Strategy
DBS Sets Eyes On Expanding UK Operations

The Singapore-headquartered bank is to use its recently-acquired licence in the UK to ramp up its wealth business operations in the country.
DBS intends to use a
recently-acquired UK licence to quadruple the size of its small
London wealth management operation, a move that implies an
endorsement of the country in the wake of Brexit, a media report,
later confirmed by the bank to this news service, said.
The Singapore-headquartered lender recently secured a securities
licence and said it was now looking at adding staff in London as
part of growth plans focused on the greater China market.
“It’s cheaper to get talent and set up base, and I believe in the
long term prospects of London,” Tan Su Shan, head of wealth
management at DBS, was quoted by the Financial Times as
saying in an interview. “You can’t unwind the fact that it’s
a great city,” she said.
The London base, home to three relationship managers following
last June’s Brexit vote, initially offered a global service for
wealthy Asian clients, Tan was quoted as saying.
However, the bank is shifting to managing money in the UK and it
intends to bring in three new RMs in London this year, doubling
headcount again in 2018, the report said. It quoted Tan as saying
that an attraction has been depreciation to sterling, making the
UK more appealing to Asian investors.
DBS later confirmed the report to this publication, adding: "We
are targeting a total headcount of six by this year, and hope to
double by next year. They are reporting into Rob Ioannou, head of
international at DBS Private Bank."
Such expansion also highlights how Singapore-based banks, facing
some headwinds in their home region, such as from the Indonesia
tax amnesty, have had to adjust, including seeking new markets
further afield. Tan said in the FT interview that DBS,
which has an onshore presence in Indonesia, has had to “raise its
game” in that country.
DBS has been one of the acquirers of private banking assets from
European and other non-domestic players in Asia. Last year, it
bought private banking assets from ANZ, and in 2014, agreed to
buy Asian private banking operations of Societe Generale.

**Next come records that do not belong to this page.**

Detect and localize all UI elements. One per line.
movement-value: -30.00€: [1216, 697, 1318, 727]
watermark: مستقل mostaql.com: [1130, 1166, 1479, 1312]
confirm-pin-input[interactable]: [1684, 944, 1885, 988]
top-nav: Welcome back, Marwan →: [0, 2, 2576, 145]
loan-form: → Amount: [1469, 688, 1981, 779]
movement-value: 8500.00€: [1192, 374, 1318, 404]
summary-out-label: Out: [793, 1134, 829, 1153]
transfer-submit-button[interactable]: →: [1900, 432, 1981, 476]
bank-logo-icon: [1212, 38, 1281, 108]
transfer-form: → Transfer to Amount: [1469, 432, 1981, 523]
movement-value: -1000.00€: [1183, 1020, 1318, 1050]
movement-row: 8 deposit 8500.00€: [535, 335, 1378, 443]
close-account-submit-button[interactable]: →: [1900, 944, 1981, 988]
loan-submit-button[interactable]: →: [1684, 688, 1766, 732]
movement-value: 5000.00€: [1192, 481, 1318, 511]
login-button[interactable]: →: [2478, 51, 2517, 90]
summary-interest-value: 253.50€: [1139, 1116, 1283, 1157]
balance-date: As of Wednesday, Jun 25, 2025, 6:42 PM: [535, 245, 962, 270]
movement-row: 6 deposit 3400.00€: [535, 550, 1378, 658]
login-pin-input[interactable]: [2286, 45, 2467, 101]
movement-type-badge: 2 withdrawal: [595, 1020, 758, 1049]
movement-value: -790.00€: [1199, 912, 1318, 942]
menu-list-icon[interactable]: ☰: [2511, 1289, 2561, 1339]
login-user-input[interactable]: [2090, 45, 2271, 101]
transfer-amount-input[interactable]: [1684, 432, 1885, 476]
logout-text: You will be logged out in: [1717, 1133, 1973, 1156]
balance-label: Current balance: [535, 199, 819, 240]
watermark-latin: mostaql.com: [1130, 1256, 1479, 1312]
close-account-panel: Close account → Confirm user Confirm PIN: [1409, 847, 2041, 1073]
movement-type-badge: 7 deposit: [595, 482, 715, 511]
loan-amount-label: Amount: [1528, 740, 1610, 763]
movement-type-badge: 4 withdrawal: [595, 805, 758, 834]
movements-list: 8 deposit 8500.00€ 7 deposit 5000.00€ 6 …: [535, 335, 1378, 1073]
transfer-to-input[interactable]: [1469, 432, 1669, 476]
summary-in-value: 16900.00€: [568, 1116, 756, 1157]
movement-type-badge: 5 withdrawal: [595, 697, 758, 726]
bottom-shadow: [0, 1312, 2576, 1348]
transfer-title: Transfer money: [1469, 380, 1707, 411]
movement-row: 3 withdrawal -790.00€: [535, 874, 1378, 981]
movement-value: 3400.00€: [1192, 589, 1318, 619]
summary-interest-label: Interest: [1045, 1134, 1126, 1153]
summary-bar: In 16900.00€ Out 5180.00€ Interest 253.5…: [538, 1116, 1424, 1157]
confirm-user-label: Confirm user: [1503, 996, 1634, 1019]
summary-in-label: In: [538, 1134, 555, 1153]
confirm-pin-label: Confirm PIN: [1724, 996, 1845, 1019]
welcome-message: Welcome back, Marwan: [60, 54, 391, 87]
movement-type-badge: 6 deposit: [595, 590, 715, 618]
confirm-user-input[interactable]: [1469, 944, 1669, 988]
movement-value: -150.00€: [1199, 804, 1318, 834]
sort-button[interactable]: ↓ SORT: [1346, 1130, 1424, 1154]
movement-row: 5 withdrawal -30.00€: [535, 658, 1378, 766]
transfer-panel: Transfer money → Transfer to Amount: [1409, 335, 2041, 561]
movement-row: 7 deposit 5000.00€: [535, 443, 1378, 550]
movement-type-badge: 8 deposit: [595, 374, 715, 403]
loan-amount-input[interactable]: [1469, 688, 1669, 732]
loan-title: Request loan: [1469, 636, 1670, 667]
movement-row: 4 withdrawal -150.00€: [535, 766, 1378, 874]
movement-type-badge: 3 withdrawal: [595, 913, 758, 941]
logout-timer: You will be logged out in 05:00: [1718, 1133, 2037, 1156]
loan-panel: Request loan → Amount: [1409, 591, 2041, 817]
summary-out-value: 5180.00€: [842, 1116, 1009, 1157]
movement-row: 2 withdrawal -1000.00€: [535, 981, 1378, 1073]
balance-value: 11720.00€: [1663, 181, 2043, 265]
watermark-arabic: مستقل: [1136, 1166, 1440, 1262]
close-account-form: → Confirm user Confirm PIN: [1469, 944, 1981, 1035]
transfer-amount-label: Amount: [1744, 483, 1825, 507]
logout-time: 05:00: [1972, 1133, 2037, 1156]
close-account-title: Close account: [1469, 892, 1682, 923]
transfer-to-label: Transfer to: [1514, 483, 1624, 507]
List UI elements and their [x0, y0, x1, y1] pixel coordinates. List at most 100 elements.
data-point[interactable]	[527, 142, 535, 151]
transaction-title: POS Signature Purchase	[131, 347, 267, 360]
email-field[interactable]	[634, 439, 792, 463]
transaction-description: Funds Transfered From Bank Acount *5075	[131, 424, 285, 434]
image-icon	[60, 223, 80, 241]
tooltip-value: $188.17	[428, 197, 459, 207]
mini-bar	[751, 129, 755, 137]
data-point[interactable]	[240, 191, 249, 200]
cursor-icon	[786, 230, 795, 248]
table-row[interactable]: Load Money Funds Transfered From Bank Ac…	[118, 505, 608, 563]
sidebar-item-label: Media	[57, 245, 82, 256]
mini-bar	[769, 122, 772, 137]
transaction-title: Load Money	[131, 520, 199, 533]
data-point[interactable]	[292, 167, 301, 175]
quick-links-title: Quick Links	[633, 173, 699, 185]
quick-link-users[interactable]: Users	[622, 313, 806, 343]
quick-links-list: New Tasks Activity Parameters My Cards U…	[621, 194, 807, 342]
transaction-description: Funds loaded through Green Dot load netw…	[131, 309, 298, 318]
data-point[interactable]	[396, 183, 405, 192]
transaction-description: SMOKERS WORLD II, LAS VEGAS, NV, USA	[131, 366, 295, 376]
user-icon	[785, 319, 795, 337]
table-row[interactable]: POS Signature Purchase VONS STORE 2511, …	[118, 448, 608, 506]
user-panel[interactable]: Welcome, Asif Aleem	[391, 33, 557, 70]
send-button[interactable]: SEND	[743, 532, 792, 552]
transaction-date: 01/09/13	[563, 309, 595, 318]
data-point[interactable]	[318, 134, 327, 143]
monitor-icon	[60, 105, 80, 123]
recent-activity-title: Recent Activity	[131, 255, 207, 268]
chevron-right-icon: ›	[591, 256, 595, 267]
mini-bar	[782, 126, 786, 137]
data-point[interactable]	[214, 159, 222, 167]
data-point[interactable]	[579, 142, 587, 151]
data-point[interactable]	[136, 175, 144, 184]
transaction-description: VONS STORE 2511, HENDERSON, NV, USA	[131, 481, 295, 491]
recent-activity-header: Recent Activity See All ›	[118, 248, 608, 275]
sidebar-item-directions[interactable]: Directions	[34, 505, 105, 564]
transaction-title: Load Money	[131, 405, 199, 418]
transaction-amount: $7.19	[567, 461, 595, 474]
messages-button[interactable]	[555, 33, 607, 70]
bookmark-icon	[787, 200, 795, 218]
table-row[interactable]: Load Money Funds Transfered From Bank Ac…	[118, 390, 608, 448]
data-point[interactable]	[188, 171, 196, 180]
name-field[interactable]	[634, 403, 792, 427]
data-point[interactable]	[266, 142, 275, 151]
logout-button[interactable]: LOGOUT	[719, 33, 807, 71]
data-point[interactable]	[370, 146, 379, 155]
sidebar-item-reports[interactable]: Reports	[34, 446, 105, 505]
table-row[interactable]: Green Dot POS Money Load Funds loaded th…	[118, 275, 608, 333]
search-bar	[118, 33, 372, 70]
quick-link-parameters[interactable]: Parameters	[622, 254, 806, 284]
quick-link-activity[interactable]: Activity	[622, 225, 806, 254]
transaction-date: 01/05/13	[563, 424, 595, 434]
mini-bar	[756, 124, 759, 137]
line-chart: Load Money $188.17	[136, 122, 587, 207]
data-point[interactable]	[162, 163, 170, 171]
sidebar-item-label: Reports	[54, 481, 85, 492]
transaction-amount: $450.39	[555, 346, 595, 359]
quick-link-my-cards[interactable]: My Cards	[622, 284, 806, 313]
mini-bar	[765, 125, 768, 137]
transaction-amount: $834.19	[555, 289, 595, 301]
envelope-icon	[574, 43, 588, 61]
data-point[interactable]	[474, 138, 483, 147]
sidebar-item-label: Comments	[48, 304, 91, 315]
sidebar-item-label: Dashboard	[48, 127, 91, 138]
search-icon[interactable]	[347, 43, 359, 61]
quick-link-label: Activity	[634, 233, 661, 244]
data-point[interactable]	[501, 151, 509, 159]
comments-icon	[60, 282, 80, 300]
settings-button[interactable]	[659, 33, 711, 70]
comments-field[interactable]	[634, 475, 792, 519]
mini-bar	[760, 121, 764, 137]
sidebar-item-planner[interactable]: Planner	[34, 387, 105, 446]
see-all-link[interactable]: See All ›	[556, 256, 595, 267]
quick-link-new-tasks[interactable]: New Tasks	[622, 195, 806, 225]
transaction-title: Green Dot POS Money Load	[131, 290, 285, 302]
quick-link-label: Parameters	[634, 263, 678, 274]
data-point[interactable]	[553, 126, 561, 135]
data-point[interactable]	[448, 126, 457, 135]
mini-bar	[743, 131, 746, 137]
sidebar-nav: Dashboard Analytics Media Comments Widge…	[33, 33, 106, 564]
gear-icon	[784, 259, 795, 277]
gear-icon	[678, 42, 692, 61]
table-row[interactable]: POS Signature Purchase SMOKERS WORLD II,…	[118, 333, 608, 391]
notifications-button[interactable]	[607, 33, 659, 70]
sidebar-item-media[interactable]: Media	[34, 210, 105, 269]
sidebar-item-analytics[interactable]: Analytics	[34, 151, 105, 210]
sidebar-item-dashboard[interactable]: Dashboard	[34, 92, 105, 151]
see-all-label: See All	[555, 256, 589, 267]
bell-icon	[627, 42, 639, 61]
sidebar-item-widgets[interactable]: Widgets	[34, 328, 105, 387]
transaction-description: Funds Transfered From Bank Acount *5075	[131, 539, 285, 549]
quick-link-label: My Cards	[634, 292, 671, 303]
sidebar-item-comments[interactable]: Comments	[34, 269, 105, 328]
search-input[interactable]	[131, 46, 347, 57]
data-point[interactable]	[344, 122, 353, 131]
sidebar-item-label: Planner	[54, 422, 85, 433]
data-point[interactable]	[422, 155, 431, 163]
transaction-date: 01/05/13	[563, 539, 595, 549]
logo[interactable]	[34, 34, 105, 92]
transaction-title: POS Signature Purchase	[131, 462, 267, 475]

Among recent developments, DBS announced high-level changes to
its digital banking operations. The lender's regional head of
eBusiness, Sandeep Lal, was recently concurrently appointed as
group head of digital bank. He will continue to report to Pearlyn
Phau, deputy group head of consumer banking and wealth
management. Lal joined DBS in 2008, and has more than 30 years of
experience in the banking and digital payments space.